Lloyd only shivered at the thought, without answering. It was not possible for her to suppose such a horrible thing about her beloved father, but she felt the justice of Betty's view.

"While she was at the asylum," continued Betty," some one sent a pile of old magazines, and among them she found the picture that we saw. She says that it looks exactly like Dot, and that is the way she used to stand and cry sometimes when she was cold and hungry, and there wasn't anything in the house to eat. It makes her perfectly miserable whenever she looks at it, but it is so much like Dot that she can't bear to give it up. Now you see why she didn't like us. It didn't seem fair to her that we should have so much to make us happy, when she has so little. She has had a hard enough time to spoil anybody's disposition, I think."

Lloyd was in tears by this time, and reaching across the table for the letter she had written about the Barley-bright witch, she began tearing it into pieces.

"Oh, if I'd only known," she said, "I never would have written those things about her. I'll write another one this afternoon, and tell Joyce all about her. Is she still crying in there, Betty?"

"No, she stopped before I left. I told her we would all try to find her little sister, and that I was sure godmother could do it, even if everybody else failed.

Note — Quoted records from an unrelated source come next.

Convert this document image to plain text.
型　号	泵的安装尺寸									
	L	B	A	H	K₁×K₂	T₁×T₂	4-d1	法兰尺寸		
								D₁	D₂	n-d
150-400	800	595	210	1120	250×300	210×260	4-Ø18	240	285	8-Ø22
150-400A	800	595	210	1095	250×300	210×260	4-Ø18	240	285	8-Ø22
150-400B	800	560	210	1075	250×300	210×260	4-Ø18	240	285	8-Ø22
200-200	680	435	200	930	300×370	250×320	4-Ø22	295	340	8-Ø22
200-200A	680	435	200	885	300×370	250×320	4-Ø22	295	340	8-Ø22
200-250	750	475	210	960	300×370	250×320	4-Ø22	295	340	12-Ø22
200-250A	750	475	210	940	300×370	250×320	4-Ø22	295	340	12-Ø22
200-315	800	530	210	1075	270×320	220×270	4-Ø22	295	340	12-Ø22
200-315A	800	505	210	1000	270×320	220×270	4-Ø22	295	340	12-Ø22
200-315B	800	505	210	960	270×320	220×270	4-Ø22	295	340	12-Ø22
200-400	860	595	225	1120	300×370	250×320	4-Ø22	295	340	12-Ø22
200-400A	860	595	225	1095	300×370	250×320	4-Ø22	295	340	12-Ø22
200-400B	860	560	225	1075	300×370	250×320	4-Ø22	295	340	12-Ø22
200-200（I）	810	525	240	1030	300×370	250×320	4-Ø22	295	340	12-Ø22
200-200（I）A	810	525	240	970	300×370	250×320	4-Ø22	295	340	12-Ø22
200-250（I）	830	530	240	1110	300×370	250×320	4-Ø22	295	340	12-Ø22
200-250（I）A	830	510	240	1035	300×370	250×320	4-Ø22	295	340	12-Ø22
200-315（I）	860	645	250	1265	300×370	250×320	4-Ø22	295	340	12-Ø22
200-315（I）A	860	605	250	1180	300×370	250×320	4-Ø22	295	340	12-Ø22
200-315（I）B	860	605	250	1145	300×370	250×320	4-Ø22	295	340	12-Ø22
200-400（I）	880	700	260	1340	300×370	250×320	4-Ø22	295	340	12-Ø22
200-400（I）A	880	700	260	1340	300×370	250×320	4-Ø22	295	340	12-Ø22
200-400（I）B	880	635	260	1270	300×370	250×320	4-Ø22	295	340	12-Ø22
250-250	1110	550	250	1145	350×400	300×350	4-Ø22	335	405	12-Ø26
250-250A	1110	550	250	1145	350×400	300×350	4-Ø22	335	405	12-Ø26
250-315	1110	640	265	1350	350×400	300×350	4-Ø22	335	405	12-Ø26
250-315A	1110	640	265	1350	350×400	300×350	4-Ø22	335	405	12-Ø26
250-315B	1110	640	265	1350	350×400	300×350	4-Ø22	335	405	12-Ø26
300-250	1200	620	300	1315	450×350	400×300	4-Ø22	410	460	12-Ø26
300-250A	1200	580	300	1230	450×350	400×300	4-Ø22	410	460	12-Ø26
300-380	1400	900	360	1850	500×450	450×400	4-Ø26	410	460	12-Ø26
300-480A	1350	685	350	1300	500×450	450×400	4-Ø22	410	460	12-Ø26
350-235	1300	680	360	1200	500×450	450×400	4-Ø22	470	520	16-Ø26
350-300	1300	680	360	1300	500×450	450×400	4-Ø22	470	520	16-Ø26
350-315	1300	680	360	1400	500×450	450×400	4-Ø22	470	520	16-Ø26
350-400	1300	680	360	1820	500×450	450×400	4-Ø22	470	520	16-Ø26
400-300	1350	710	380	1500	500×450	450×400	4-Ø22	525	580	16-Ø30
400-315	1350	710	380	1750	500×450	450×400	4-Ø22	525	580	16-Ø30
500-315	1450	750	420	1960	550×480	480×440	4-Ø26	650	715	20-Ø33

But she didn't seem to think that there was much hope."

"Did you tell her about Fairchance?" asked Lloyd, "or Joyce's finding Jules's great-aunt Desire, that time she went to the Little Sisters of the Poor?"

"No," said Betty.

"Then let me tell her," cried the Little Colonel, starting up eagerly.

She ran on into Molly's room, while thoughtful Betty slipped down-stairs to offer her services in Molly's place, that she might listen undisturbed to Lloyd's tale of comfort, --- all about Jonesy and his brother, and the bear, who had found a fair chance to begin life again, in the home that the two little knights built for them, in their efforts to "right the wrong and follow the king." All about old great-aunt Desire, who had been found in a pauper's home and brought back to her own again, through the Gate of the Giant Scissors, on Christmas Day in the morning.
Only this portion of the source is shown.